Siyez Mucizesi: Bir Tohum, Bin Gelecek

Milyonlarca yıl boyunca yeryüzü pek çok felaket yaşarken birçok hayvan ve bitki türü de yaşam koşullarına ayak uyduramayıp tarih sahnesinden kaybolup gitti. İnsanoğlu ve siyez gibi bazı özel bitki türleri ve hayvanlar hala daha yaşamını sürdürüyor. Dünyada, M.Ö 12 bininci yılından itibaren iklim insanoğlunun yaşamasına uygun hale gelmeye başlamasıyla beraber aynı zamanda farklı bitkilerin de ekilip dikilmesine olanak tanınmıştır.

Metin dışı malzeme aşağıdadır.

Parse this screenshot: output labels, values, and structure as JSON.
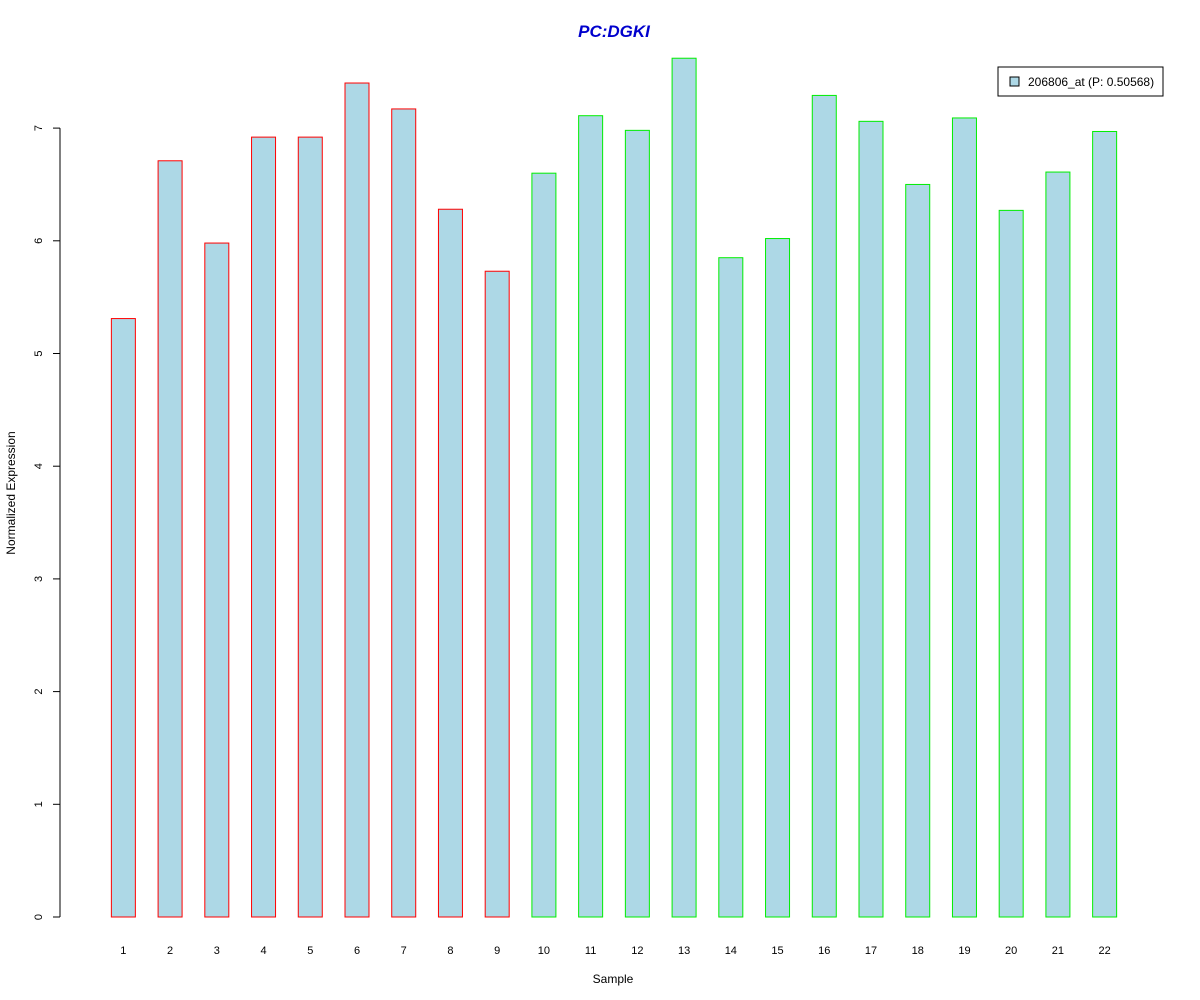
{
  "chart_data": {
    "type": "bar",
    "title": "PC:DGKI",
    "xlabel": "Sample",
    "ylabel": "Normalized Expression",
    "categories": [
      "1",
      "2",
      "3",
      "4",
      "5",
      "6",
      "7",
      "8",
      "9",
      "10",
      "11",
      "12",
      "13",
      "14",
      "15",
      "16",
      "17",
      "18",
      "19",
      "20",
      "21",
      "22"
    ],
    "series": [
      {
        "name": "206806_at (P: 0.50568)",
        "values": [
          5.31,
          6.71,
          5.98,
          6.92,
          6.92,
          7.4,
          7.17,
          6.28,
          5.73,
          6.6,
          7.11,
          6.98,
          7.62,
          5.85,
          6.02,
          7.29,
          7.06,
          6.5,
          7.09,
          6.27,
          6.61,
          6.97
        ]
      }
    ],
    "group_border_colors": [
      "#ff0000",
      "#ff0000",
      "#ff0000",
      "#ff0000",
      "#ff0000",
      "#ff0000",
      "#ff0000",
      "#ff0000",
      "#ff0000",
      "#00ee00",
      "#00ee00",
      "#00ee00",
      "#00ee00",
      "#00ee00",
      "#00ee00",
      "#00ee00",
      "#00ee00",
      "#00ee00",
      "#00ee00",
      "#00ee00",
      "#00ee00",
      "#00ee00"
    ],
    "ylim": [
      0,
      7.62
    ],
    "yticks": [
      0,
      1,
      2,
      3,
      4,
      5,
      6,
      7
    ],
    "legend_placement": "top-right",
    "grid": false
  },
  "colors": {
    "bar_fill": "#add8e6",
    "title": "#0000cd",
    "axis": "#000000"
  }
}
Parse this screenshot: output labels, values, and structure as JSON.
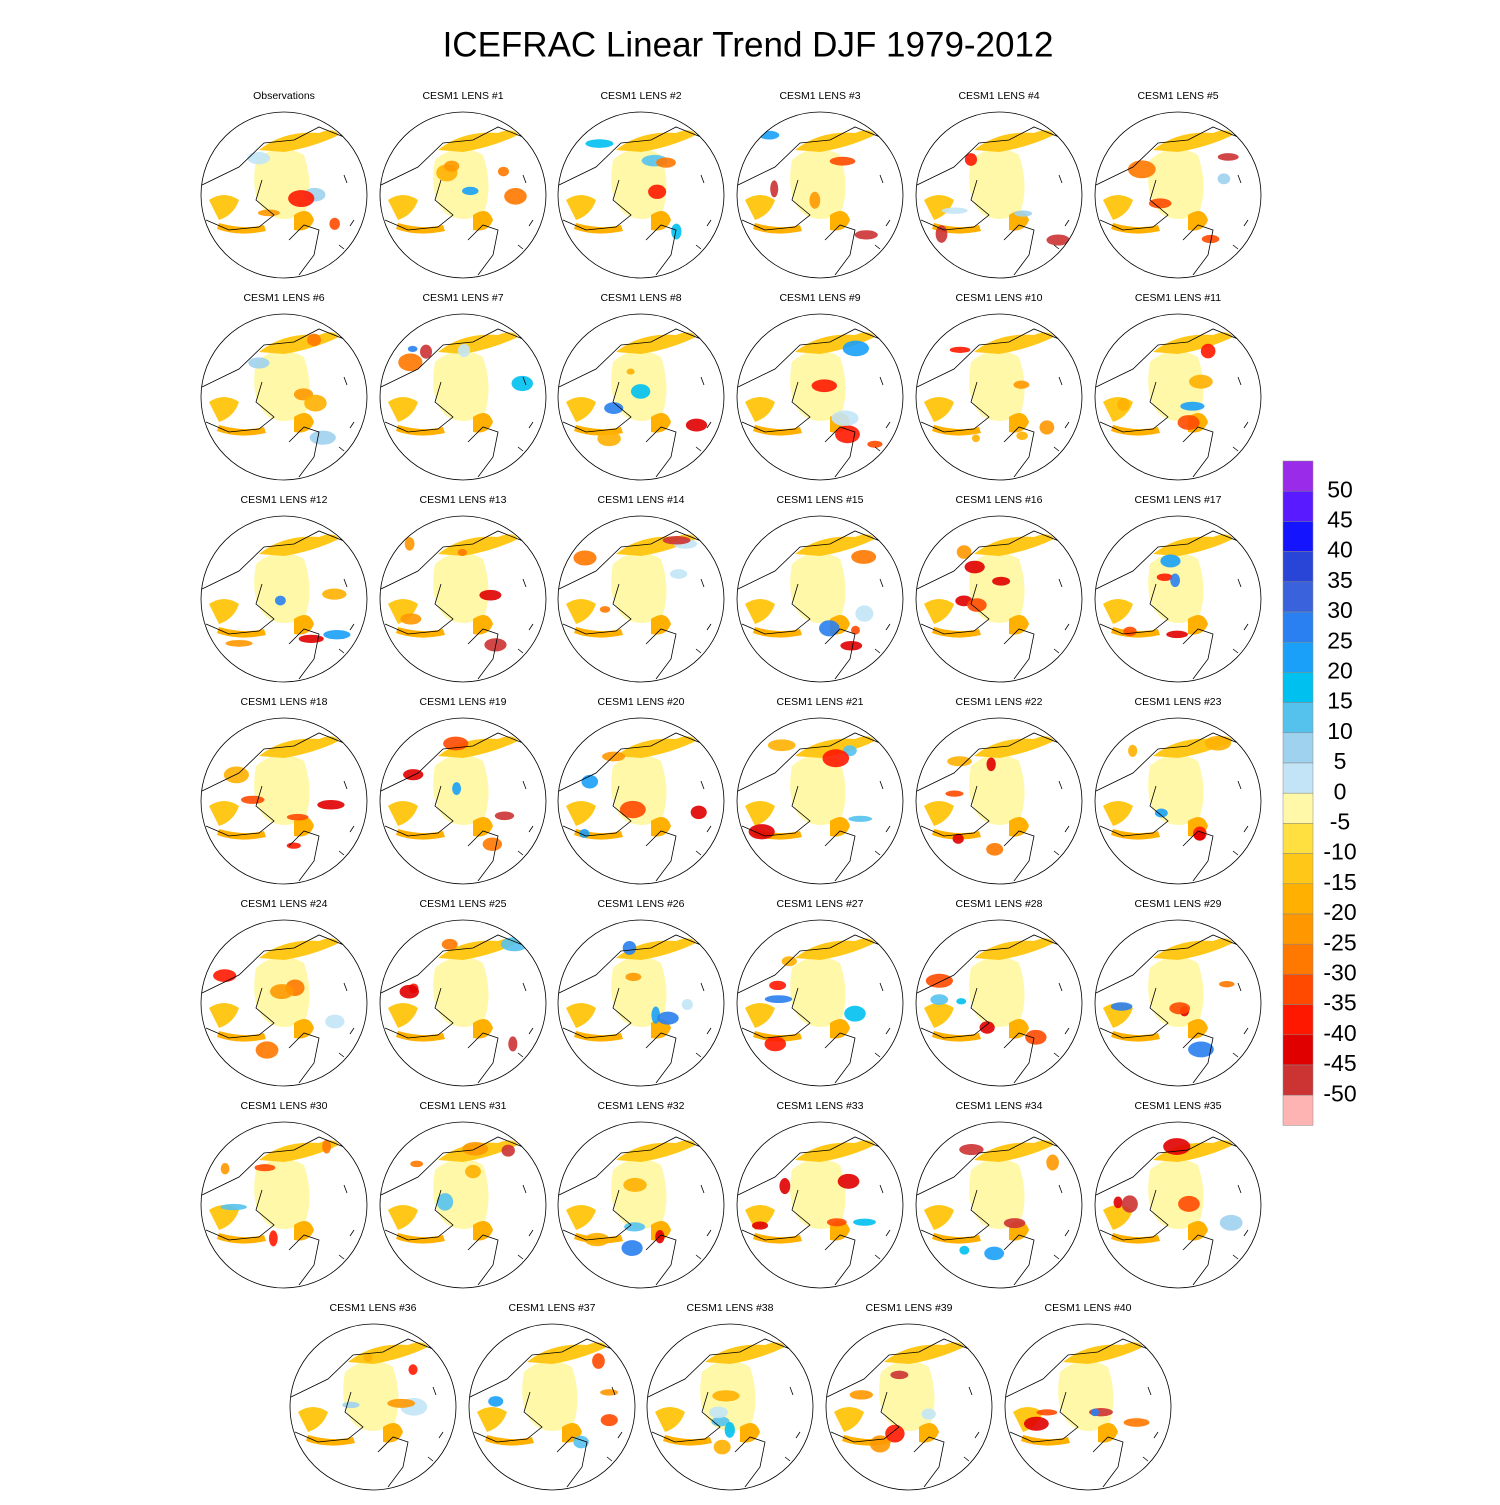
{
  "title": "ICEFRAC Linear Trend DJF 1979-2012",
  "panels": [
    "Observations",
    "CESM1 LENS #1",
    "CESM1 LENS #2",
    "CESM1 LENS #3",
    "CESM1 LENS #4",
    "CESM1 LENS #5",
    "CESM1 LENS #6",
    "CESM1 LENS #7",
    "CESM1 LENS #8",
    "CESM1 LENS #9",
    "CESM1 LENS #10",
    "CESM1 LENS #11",
    "CESM1 LENS #12",
    "CESM1 LENS #13",
    "CESM1 LENS #14",
    "CESM1 LENS #15",
    "CESM1 LENS #16",
    "CESM1 LENS #17",
    "CESM1 LENS #18",
    "CESM1 LENS #19",
    "CESM1 LENS #20",
    "CESM1 LENS #21",
    "CESM1 LENS #22",
    "CESM1 LENS #23",
    "CESM1 LENS #24",
    "CESM1 LENS #25",
    "CESM1 LENS #26",
    "CESM1 LENS #27",
    "CESM1 LENS #28",
    "CESM1 LENS #29",
    "CESM1 LENS #30",
    "CESM1 LENS #31",
    "CESM1 LENS #32",
    "CESM1 LENS #33",
    "CESM1 LENS #34",
    "CESM1 LENS #35",
    "CESM1 LENS #36",
    "CESM1 LENS #37",
    "CESM1 LENS #38",
    "CESM1 LENS #39",
    "CESM1 LENS #40"
  ],
  "colorbar": {
    "levels": [
      50,
      45,
      40,
      35,
      30,
      25,
      20,
      15,
      10,
      5,
      0,
      -5,
      -10,
      -15,
      -20,
      -25,
      -30,
      -35,
      -40,
      -45,
      -50
    ],
    "colors": [
      "#9a2be8",
      "#5a1aff",
      "#1414ff",
      "#2845d8",
      "#3a62dc",
      "#2a80f0",
      "#1aa0f8",
      "#00c0f0",
      "#55c2ee",
      "#9fd2ee",
      "#c2e4f6",
      "#fff8a8",
      "#ffe040",
      "#ffc818",
      "#ffb000",
      "#ff9800",
      "#ff7800",
      "#ff4a00",
      "#ff1800",
      "#e00000",
      "#cc3333",
      "#ffb4b4"
    ]
  }
}
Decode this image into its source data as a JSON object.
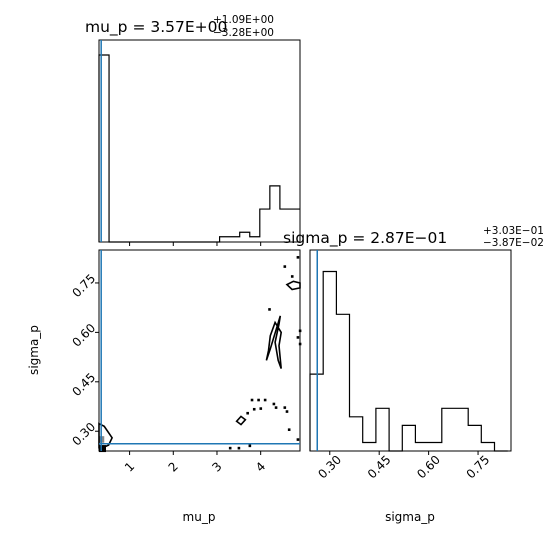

Mine Ataman / Mustafa Afacan

İlk hareketlilik Anadolu’nun da içinde bulunduğu bereketli Hilal’de başladı. Tam da bu dönemde o güne kadar avcılıkla geçinen insanoğlu buğdayın keşfiyle avcılık toplayıcılık ile yaşamını sürdürmeye başladı. Avlanan erkeklerin yanında yuvayı koruyan kadın buğdayın atası olarak kabul edilen Einkornu toprakla buluşturdu.  14 kromozomlu Einkorn (Triticum Urartu) ile doğada bulunan diğer buğday türleri eşleşmeye başladı ve tüm bu çabaları sonucunda daha elverişli bir buğday çeşidi olan Siyez (Triticum monococcum) ortaya çıktı. Kavuzlarında tek tane taşıyan Siyez ve akrabası olan çift taneli Gernik (Triticum dicoccum), tarih sahnesindeki yerlerini böylece almış oldular. Bilge kadın bir avuç buğdayı toprakla buluştururken insanoğluna da geleceğini hediye etti.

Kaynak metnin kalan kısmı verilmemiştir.